É conveniente esclarecer que a promoção é instituto próprio dos cargos estruturados em carreira (CF, art. 39, ‘caput’, e seu § 8.º), inexistindo, a princípio, ofensa à Constituição na previsão legal de passagem do servidor para a classe subseqüente da carreira a qual pertence. Assim, se as carreiras estabelecidas por lei correspondessem efetivamente ao agrupamento de classes da mesma profissão ou atividade, escalonadas segundo a hierarquia do serviço, nenhum problema haveria. Diversa, porém, será a situação quando houver a criação artificial de carreiras, como neste caso, em que a regra moralizadora do concurso saiu violada, tornando-se, assim, necessário proclamar a inconstitucionalidade dos dispositivos legais que tratam da promoção vertical, os quais não têm subsistência autônoma, por serem umbilicalmente ligados ao Anexo II (arrastamento).

A regra da ascensão, conforme estipulada pela Lei Complementar n. 206, de 27 de dezembro de 2006, viola princípios constitucionais que exigem a realização de concurso público para acesso aos cargos e empregos na administração pública, e, por conseqüência, viola também a regra da acessibilidade geral e da isonomia com relação ao provimento de cargos na administração pública, que decorrem dos seguintes dispositivos da Constituição Estadual:

Art. 111. A administração pública direta, indireta ou fundacional, de qualquer dos Poderes do Estado, obedecerá aos princípios da legalidade, impessoalidade, moralidade, publicidade, razoabilidade, finalidade, motivação, interesse público e eficiência.

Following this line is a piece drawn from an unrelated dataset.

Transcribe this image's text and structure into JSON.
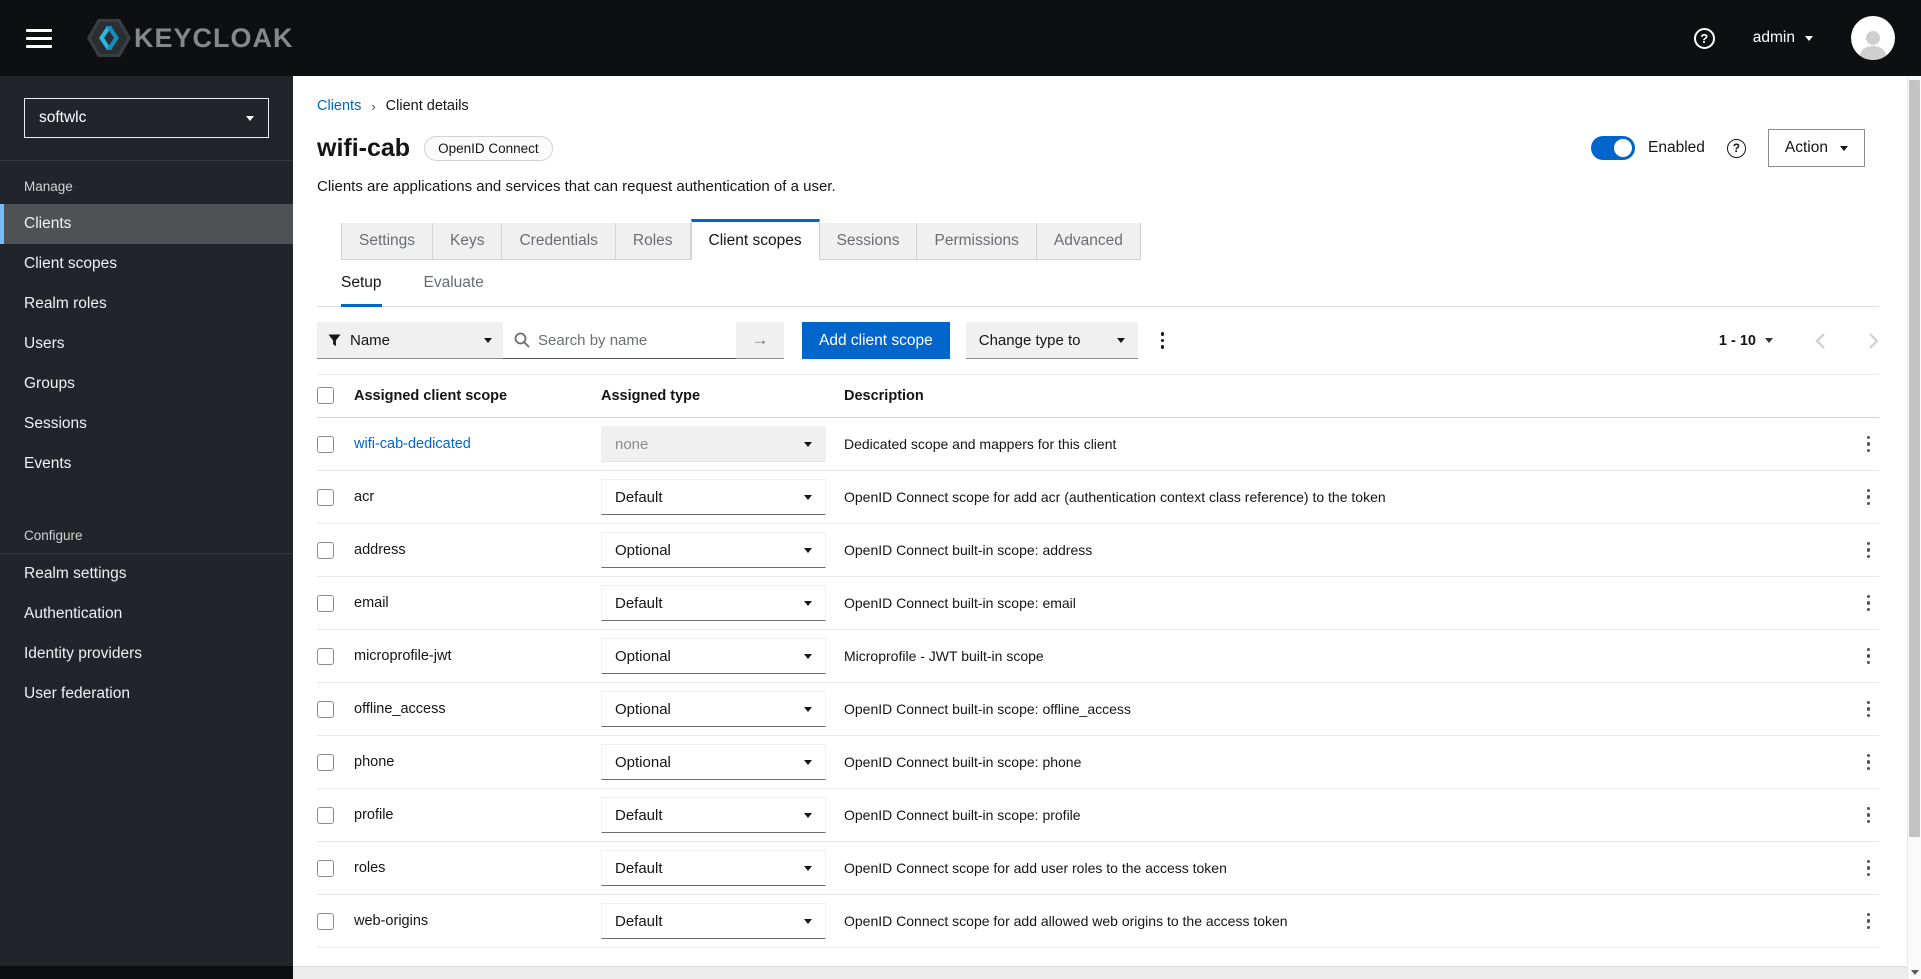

Art.115. Para a organização da administração pública direta e indireta, inclusive as fundações instituídas ou mantidas por qualquer dos Poderes do Estado, é obrigatório o cumprimento das seguintes normas:

I – os cargos, empregos e funções públicas são acessíveis aos brasileiros que preencham os requisitos estabelecidos em lei, assim como os estrangeiros, na forma da lei;

II – a investidura em cargo ou emprego público depende de aprovação prévia, em concurso público de provas ou de provas e títulos, ressalvadas as nomeações para cargo de provimento em comissão, declarado em lei, de livre nomeação e exoneração.

É oportuno recordar que tais dispositivos são reproduções do disposto no art. 37, incisos I e II, da CR/88, sendo todos (os da Constituição Federal e os da Estadual), aplicáveis aos Municípios por força do art. 144 da Constituição Paulista.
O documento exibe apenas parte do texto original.